On the other hand, there is a strand in socialist thought that has always been unhappy with modernism, and indeed any kind of art for art's sake (rather than for the sake of the party, or the greater social good). The communist line, from the Thirties to the Fifties, decreed that socialist realism depicting heroic workers and happy peasants with their tractors was the only valid form of progressive art (and was dutifully followed, for example, by Anthony Blunt in his days as a critic before the war).

From the Whitechapel Art Gallery's centenary publication one learns that in the Fifties the critic John Berger organised an exhibition there, proposing a group of laughably improbable painters such as Card l Weight and L.S. Lowry — in fact whimsical English eccentrics — as social realists. Asked if he would like to include the young Lucian Freud, Berger indignantly refused, presumably because, though plainly a figurative artist of great talent, Freud showed signs of bourgeois individualism.

Later, Berger wrote the influential book and television series Ways of Seeing, propounding the view that the art of the past can be seen as evidence of sexism, capitalism and various other undesirable 'isms' in the societies that produced it. This is an approach, reducing art to politics, still popular in academia, and reflected in such political initiatives as the proposal a year ago — since rescinded — that our national museums should ensure that their visitor numbers corresponded to ethnic quotas laid down by the men from the ministry. The job of the visual arts, you see, is to implement progressive social goals — and no elitist nonsense about truth and beauty or your grant will be cut off.

The fact is that modernism has proved incompatible with authoritarian govern. ment. One of the most exciting modernist movements, including the great abstract painter Malevich, thrived briefly in Soviet Russia, but was rapidly stamped out, and abstraction, and other bourgeois phenomena, remained forbidden in the East.

Hitler's opinions on the subject, much the same as Berry's, were given in a speech in Munich in 1937. Having noted that there were paintings in which colours were shown 'differently from the way they really are', the meadows as blue, the sky as green, the clouds as sulphurous yellow', the Fiihrer went on to speculate on the reasons for this aberration. Either these artists had defective vision, in which case the Reich ministry for the interior 'would have to consider ways of putting a stop to the further transmission of such appalling defects of vision'. Or it was a case of deliberate fraud, falling 'within the area of the criminal law'. Both ways, things looked bleak for modernists.
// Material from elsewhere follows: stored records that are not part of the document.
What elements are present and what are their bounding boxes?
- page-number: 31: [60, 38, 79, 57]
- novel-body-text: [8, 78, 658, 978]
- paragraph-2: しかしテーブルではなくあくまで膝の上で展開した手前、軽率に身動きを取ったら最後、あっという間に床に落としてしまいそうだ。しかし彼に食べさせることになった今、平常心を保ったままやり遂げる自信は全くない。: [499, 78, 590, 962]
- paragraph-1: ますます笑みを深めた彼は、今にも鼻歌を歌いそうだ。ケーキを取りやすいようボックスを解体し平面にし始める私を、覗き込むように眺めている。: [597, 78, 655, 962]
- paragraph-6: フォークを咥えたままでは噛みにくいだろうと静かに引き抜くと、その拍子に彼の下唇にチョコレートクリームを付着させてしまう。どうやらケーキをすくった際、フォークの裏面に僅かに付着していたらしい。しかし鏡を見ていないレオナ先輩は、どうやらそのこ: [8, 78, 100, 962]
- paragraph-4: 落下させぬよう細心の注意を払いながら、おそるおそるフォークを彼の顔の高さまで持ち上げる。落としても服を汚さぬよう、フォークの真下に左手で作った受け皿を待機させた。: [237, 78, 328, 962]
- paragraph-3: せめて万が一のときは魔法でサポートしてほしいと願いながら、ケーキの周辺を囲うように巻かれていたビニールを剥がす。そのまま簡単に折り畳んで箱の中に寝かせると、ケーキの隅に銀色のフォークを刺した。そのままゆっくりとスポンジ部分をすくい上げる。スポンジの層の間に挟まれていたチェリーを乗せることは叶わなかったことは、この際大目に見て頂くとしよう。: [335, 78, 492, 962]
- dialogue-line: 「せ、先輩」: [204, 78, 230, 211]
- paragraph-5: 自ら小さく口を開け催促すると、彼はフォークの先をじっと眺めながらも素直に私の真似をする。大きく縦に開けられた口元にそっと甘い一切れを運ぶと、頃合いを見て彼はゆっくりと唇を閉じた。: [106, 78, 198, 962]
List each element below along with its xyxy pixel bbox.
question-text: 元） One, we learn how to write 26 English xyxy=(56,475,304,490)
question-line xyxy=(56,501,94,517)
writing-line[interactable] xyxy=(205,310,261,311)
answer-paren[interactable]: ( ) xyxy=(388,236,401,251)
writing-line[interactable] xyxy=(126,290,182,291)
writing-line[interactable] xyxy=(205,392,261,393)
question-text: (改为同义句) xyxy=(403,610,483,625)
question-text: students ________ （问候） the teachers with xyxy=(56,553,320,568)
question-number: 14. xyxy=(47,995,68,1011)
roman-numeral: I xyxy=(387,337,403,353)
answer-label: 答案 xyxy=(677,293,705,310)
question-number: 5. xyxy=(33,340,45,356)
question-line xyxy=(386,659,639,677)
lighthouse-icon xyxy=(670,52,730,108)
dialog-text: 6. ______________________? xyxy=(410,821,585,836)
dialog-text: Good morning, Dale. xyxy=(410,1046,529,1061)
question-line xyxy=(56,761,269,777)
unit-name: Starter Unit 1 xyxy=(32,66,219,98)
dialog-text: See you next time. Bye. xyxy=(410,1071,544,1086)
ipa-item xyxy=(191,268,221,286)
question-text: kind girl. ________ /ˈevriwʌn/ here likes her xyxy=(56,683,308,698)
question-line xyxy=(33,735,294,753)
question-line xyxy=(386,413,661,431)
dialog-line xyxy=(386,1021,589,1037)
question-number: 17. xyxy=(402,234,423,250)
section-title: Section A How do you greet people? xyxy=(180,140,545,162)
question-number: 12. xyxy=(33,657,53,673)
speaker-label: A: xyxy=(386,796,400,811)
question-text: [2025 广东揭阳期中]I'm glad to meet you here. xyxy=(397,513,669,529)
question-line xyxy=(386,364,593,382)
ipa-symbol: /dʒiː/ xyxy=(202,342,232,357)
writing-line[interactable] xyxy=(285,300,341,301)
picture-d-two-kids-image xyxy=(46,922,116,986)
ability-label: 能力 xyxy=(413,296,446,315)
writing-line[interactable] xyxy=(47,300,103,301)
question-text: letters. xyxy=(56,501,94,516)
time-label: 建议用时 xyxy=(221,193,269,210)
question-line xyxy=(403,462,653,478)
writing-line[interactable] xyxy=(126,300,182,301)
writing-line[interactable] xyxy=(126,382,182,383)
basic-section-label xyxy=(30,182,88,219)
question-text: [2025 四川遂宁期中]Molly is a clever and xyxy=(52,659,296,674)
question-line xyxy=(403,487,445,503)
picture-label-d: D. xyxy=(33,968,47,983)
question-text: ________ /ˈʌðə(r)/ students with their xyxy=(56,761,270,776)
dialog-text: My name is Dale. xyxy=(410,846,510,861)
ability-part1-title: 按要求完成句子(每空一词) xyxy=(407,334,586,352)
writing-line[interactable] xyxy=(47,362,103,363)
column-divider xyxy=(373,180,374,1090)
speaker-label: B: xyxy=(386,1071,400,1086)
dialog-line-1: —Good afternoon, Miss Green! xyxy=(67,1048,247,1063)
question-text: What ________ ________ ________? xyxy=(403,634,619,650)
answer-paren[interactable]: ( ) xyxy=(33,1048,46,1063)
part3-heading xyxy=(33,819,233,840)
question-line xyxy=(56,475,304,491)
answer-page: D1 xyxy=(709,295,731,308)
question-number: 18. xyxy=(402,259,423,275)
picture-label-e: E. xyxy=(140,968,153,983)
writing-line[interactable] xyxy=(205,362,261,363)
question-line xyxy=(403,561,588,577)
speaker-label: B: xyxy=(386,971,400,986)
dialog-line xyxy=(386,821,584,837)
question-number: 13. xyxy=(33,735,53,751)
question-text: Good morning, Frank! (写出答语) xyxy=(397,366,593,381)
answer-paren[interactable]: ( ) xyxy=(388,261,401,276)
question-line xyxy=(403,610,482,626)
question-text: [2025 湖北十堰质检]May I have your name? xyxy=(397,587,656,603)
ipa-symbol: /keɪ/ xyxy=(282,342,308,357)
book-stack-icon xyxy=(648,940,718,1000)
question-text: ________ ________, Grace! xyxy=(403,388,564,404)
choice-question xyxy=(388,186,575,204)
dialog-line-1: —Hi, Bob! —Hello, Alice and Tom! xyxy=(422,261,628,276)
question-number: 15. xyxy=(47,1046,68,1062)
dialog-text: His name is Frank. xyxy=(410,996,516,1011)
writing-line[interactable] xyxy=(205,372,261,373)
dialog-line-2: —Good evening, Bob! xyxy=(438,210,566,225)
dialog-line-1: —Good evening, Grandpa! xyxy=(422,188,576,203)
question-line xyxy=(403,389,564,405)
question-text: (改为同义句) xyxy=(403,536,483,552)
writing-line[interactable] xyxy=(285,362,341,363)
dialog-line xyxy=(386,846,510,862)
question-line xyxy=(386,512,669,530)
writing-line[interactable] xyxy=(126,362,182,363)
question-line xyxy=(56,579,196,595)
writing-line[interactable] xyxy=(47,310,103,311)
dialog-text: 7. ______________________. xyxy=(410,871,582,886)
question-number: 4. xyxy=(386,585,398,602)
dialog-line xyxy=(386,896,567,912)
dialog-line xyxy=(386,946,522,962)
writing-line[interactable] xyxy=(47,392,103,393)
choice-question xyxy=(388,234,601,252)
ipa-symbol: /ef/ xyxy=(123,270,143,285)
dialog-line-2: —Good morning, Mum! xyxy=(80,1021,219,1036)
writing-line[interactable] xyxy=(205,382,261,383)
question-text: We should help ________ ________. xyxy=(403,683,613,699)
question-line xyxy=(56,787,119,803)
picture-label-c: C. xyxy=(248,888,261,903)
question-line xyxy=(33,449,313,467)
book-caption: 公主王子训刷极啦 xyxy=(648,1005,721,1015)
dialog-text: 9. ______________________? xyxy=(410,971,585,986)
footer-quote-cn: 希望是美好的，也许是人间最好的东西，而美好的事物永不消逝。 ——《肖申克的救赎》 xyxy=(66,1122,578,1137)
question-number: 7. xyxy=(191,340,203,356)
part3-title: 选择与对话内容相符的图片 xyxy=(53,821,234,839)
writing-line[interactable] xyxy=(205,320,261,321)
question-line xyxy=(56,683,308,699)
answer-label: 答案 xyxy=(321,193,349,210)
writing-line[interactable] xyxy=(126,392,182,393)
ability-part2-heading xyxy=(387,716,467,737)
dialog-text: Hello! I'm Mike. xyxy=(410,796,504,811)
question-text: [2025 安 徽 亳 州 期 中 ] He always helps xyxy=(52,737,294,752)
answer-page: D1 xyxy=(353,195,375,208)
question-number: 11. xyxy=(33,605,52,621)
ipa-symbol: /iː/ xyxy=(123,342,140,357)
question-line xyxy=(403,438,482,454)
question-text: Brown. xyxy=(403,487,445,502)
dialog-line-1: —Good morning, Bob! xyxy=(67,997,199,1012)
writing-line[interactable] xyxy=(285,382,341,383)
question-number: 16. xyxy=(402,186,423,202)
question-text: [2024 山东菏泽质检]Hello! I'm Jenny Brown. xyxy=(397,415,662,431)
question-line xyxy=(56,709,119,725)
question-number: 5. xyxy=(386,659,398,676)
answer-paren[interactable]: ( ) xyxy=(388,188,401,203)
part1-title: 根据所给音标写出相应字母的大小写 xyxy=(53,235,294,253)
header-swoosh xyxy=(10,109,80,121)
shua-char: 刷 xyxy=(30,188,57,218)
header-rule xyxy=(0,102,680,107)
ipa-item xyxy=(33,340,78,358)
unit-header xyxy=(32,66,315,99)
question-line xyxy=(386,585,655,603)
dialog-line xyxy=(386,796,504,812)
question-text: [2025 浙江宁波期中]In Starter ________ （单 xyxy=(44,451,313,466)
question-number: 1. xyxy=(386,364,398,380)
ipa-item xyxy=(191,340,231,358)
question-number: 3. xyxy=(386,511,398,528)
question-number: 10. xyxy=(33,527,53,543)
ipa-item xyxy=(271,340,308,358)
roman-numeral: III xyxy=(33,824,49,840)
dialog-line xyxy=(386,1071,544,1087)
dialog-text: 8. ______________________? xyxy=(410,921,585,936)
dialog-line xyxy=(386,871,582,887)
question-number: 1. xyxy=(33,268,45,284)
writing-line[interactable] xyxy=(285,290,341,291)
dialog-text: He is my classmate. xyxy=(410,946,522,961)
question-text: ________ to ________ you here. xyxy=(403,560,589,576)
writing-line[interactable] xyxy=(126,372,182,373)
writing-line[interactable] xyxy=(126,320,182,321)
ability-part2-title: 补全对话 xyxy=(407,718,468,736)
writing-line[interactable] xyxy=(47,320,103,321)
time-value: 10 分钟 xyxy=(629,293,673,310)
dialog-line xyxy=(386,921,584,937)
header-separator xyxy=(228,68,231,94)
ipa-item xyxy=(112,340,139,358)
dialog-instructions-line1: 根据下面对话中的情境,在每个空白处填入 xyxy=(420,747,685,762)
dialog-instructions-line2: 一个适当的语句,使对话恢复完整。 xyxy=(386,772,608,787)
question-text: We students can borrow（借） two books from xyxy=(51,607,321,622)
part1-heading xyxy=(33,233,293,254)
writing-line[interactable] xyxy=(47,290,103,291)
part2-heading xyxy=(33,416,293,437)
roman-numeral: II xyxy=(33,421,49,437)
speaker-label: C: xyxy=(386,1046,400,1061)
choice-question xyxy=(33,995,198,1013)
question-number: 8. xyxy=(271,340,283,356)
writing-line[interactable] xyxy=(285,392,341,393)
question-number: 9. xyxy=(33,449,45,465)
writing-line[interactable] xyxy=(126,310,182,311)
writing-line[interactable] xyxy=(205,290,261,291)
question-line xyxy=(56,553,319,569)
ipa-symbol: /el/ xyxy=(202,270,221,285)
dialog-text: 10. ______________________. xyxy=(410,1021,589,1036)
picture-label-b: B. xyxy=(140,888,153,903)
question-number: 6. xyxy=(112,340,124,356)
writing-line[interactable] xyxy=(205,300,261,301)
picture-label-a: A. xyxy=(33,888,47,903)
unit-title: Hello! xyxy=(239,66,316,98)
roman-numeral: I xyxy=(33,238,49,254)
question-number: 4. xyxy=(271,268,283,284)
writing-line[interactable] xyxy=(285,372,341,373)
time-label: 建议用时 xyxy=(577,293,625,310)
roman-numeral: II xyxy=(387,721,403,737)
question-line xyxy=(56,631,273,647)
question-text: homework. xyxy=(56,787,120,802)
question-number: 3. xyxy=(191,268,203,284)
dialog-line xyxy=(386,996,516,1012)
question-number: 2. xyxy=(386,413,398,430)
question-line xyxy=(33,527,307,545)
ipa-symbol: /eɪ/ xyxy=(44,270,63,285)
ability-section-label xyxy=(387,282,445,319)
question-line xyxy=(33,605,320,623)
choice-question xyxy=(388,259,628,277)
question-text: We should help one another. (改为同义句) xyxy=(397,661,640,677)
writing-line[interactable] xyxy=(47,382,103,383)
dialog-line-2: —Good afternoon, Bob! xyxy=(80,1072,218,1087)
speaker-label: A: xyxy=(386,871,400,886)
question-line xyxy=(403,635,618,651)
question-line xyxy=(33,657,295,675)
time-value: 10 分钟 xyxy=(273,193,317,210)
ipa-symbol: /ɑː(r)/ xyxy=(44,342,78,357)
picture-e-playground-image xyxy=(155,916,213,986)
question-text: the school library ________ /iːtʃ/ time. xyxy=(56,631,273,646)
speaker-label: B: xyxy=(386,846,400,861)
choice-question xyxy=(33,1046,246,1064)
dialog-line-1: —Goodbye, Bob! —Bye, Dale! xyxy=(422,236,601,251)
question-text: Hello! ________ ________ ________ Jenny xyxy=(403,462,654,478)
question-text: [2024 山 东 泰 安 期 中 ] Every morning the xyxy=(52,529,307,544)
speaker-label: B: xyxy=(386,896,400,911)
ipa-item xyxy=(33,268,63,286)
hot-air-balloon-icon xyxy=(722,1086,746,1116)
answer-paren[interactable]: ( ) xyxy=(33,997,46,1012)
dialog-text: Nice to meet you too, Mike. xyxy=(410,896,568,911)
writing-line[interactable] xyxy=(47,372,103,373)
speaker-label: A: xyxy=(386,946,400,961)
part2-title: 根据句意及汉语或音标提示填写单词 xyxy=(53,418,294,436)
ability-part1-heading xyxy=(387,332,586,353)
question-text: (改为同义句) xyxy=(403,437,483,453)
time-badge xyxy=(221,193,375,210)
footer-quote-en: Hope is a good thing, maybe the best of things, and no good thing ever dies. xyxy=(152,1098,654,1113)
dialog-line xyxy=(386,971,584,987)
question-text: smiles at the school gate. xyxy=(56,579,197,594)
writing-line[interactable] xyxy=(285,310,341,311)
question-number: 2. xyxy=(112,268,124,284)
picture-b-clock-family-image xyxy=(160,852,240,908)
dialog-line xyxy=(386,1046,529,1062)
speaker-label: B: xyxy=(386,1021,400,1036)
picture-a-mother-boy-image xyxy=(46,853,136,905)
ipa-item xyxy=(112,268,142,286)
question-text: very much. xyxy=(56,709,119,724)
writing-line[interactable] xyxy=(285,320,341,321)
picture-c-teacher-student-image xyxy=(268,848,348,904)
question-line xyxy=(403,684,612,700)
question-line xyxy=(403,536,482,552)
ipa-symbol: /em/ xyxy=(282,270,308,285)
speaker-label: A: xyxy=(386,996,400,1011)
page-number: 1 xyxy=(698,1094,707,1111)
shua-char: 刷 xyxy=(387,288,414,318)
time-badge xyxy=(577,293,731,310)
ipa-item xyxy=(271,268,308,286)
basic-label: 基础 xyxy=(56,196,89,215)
Seeing things differently from the way that the majority is sure that they really are is meat and drink to modern art. That is half the point of it. That is why it sits uncomfortably with both dictatorship and small c conservatism of Left or Right — which prefer familiar, hackneyed images. On the other hand, modernism has taken off as nowhere else in the United States, land of the free market — and also of the modern art gallery and collector. The Museum of Modern Art, suitably enough, was founded in the New York apartment of John D. Rockefeller. It is a fact perhaps disconcerting to many of those who love it, and many also of those who hate it, that in practice modernist art seems inseparable from free market democracy.